Andrea White, Samson Syharath, Murri Lazaroff-Babin: That’s a wrap. Photo: David Kinder

The production is spare. Five hanging curtains are the set; props and costumes are minimal, though cleverly evocative of Near East culture and fairy tales. Sound effects are all created live onstage by the actors, who also switch characters fluidly with minimal costume changes. When you consider the sheer amount of detailed physical theater involved in this production, this all could have floundered, particularly given the intense rush of a short rehearsal cycle. But the cast has impressive cohesion and a praiseworthy eye for detailed movement.

We live in a time of reckonings, where we must face as a society many ugly truths about our lives. So I was surprised to find this show as cathartic as I did—both comedy and drama landed with equal and effective force. On the ride home, my companion offered her reaction: “I’m just glad to see a show about a good man who tries to do right.” In messy times like these, maybe a hero like Pericles is the one we need.

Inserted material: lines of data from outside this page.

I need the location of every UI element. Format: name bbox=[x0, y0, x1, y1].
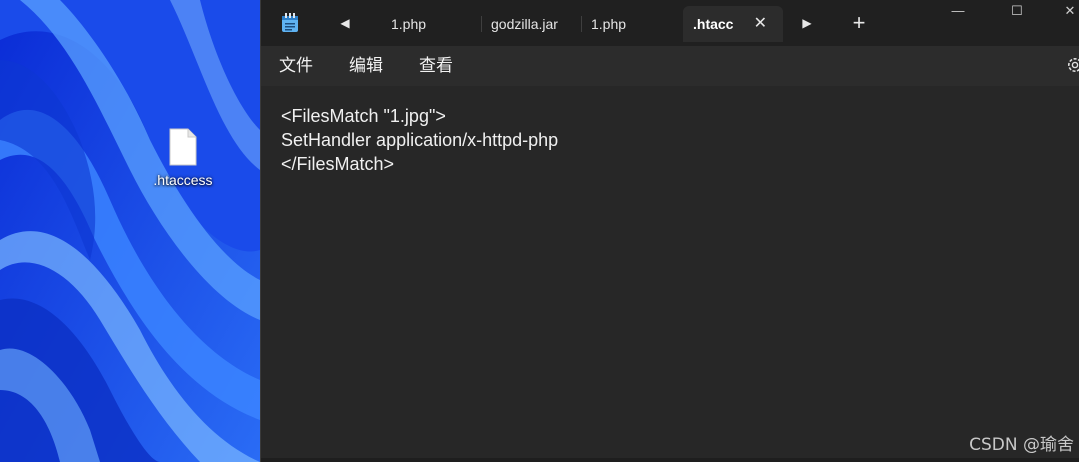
notepad-window: ◀ 1.php godzilla.jar 1.php .htacc ✕ ▶ + … bbox=[260, 0, 1079, 462]
tab-htaccess-active[interactable]: .htacc ✕ bbox=[683, 6, 783, 42]
desktop-file-htaccess[interactable]: .htaccess bbox=[142, 128, 224, 188]
text-editor[interactable]: <FilesMatch "1.jpg"> SetHandler applicat… bbox=[261, 86, 1079, 462]
editor-line-1: <FilesMatch "1.jpg"> bbox=[281, 106, 446, 126]
close-tab-icon[interactable]: ✕ bbox=[754, 6, 767, 42]
tab-bar: ◀ 1.php godzilla.jar 1.php .htacc ✕ ▶ + … bbox=[261, 0, 1079, 46]
desktop-file-label: .htaccess bbox=[153, 172, 213, 188]
minimize-button[interactable]: — bbox=[935, 0, 981, 24]
csdn-watermark: CSDN @瑜舍 bbox=[969, 435, 1074, 455]
close-window-button[interactable]: ✕ bbox=[1047, 0, 1079, 24]
editor-line-3: </FilesMatch> bbox=[281, 154, 395, 174]
file-icon bbox=[168, 128, 198, 166]
tab-godzilla-jar[interactable]: godzilla.jar bbox=[481, 6, 581, 42]
menu-view[interactable]: 查看 bbox=[419, 54, 453, 78]
scroll-tabs-right-icon[interactable]: ▶ bbox=[797, 13, 817, 33]
desktop-wallpaper: .htaccess bbox=[0, 0, 260, 462]
maximize-button[interactable]: ☐ bbox=[994, 0, 1040, 24]
status-edge bbox=[261, 458, 1079, 462]
notepad-app-icon bbox=[281, 13, 299, 33]
editor-line-2: SetHandler application/x-httpd-php bbox=[281, 130, 559, 150]
tab-label: .htacc bbox=[693, 16, 734, 32]
tab-label: godzilla.jar bbox=[491, 16, 558, 32]
menu-edit[interactable]: 编辑 bbox=[349, 54, 383, 78]
menu-file[interactable]: 文件 bbox=[279, 54, 313, 78]
new-tab-button[interactable]: + bbox=[849, 12, 869, 34]
tab-1-php-2[interactable]: 1.php bbox=[581, 6, 681, 42]
scroll-tabs-left-icon[interactable]: ◀ bbox=[335, 13, 355, 33]
wallpaper-art bbox=[0, 0, 260, 462]
settings-gear-icon[interactable] bbox=[1066, 55, 1079, 75]
menu-bar: 文件 编辑 查看 bbox=[261, 46, 1079, 86]
tab-label: 1.php bbox=[391, 16, 427, 32]
tab-label: 1.php bbox=[591, 16, 627, 32]
tab-1-php[interactable]: 1.php bbox=[381, 6, 481, 42]
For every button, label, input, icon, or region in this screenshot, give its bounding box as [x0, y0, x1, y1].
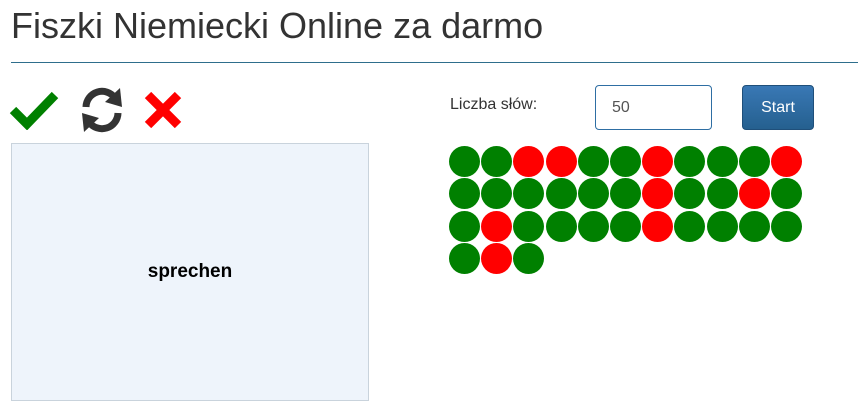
word-count-label: Liczba słów: [450, 96, 538, 113]
result-dot-correct [609, 146, 641, 177]
result-dot-correct [513, 243, 545, 275]
flip-card-button[interactable] [76, 84, 128, 136]
word-count-input[interactable] [595, 85, 712, 130]
page-title: Fiszki Niemiecki Online za darmo [11, 5, 544, 46]
result-dot-correct [545, 210, 577, 242]
result-dot-correct [449, 178, 480, 210]
result-dot-correct [674, 178, 706, 210]
flashcard-word: sprechen [147, 261, 233, 282]
result-dot-correct [609, 178, 641, 210]
result-dot-wrong [738, 178, 770, 210]
result-dot-correct [609, 210, 641, 242]
result-dot-correct [513, 210, 545, 242]
result-dot-wrong [481, 210, 513, 242]
result-dot-wrong [642, 178, 674, 210]
result-dot-correct [770, 210, 802, 242]
result-dot-correct [706, 146, 738, 177]
refresh-icon [82, 87, 122, 133]
result-dot-correct [481, 178, 513, 210]
result-dot-correct [577, 178, 609, 210]
close-icon [144, 91, 182, 129]
result-dot-wrong [481, 243, 513, 275]
result-dot-correct [706, 178, 738, 210]
header-divider [11, 62, 858, 63]
result-dot-correct [738, 146, 770, 177]
result-dot-correct [706, 210, 738, 242]
result-dot-correct [449, 146, 480, 177]
result-dot-wrong [770, 146, 802, 177]
start-button[interactable]: Start [742, 85, 814, 130]
result-dot-correct [545, 178, 577, 210]
result-dot-correct [674, 146, 706, 177]
result-dot-correct [738, 210, 770, 242]
result-dot-wrong [545, 146, 577, 177]
result-dot-correct [481, 146, 513, 177]
wrong-button[interactable] [137, 84, 189, 136]
result-dot-wrong [513, 146, 545, 177]
result-dot-correct [577, 210, 609, 242]
result-dot-wrong [642, 146, 674, 177]
checkmark-icon [9, 91, 59, 130]
results-grid [449, 146, 835, 276]
result-dot-correct [513, 178, 545, 210]
result-dot-correct [449, 243, 480, 275]
correct-button[interactable] [8, 84, 60, 136]
flashcard[interactable]: sprechen [11, 143, 369, 401]
result-dot-wrong [642, 210, 674, 242]
result-dot-correct [674, 210, 706, 242]
result-dot-correct [449, 210, 480, 242]
result-dot-correct [770, 178, 802, 210]
result-dot-correct [577, 146, 609, 177]
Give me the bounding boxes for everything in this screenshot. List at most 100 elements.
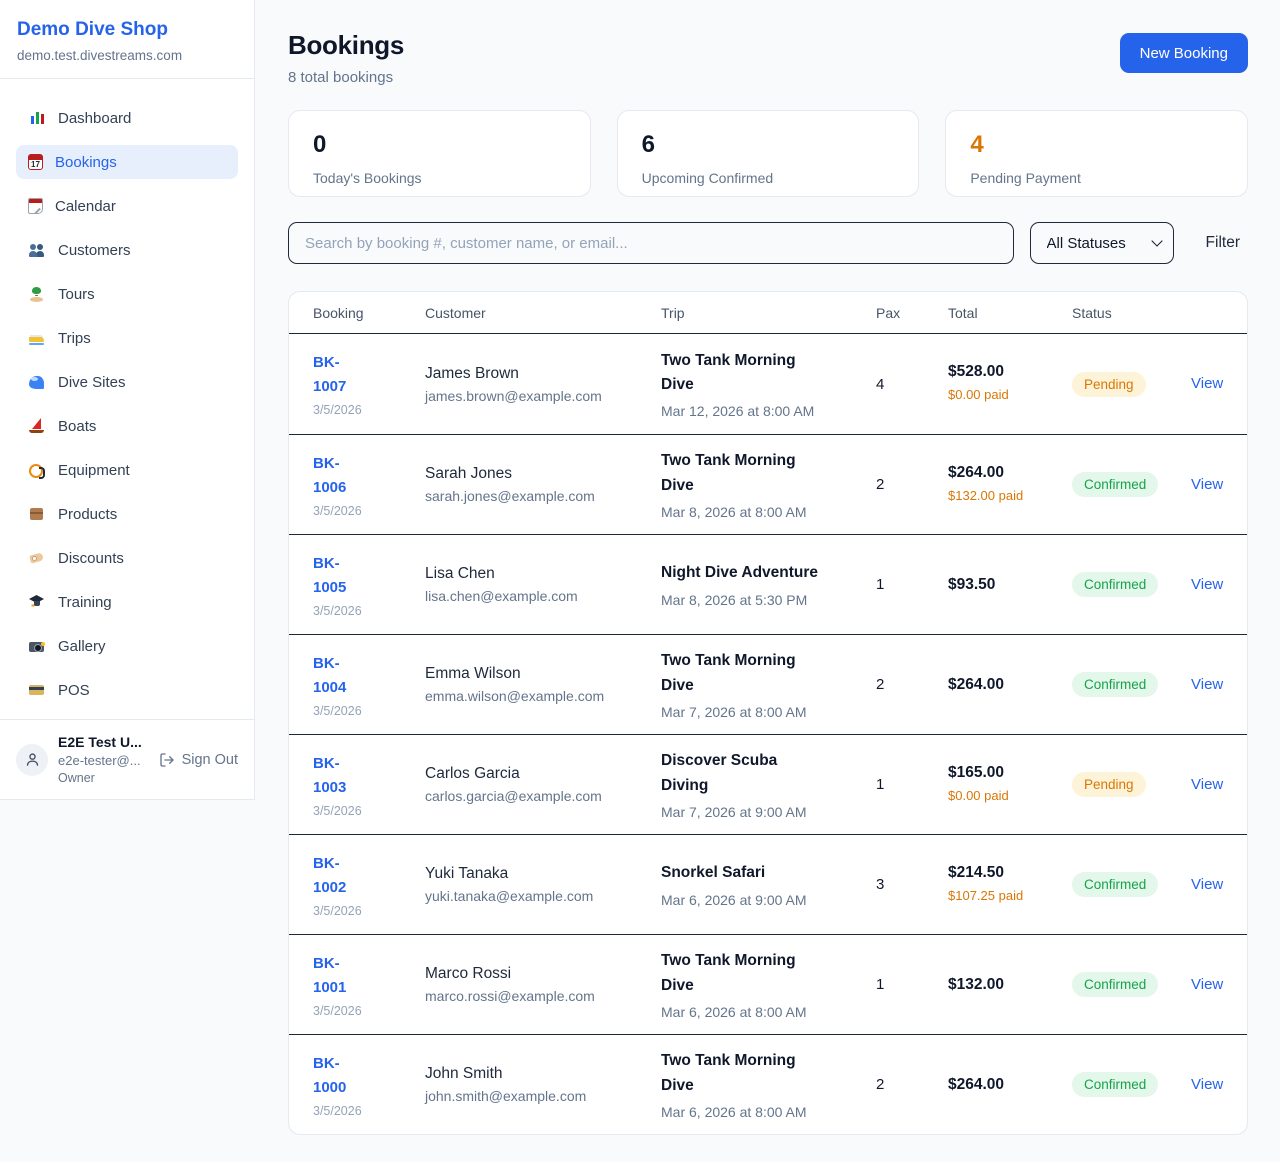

Portland Shakespeare Project’s premiere of Ellen Margolis’s Pericles Wet contunues through Dec. 17 on the Alder Stage at Artists Repertory Theatre. Ticket and schedule information here.

One Response.

  1. Lynne Duddy says:

    Thank you for the very insightful review, John Longenbaugh. Facing the ugly truths of our lives is critical to healing… to deny the face of the sun doesn’t escape its blister.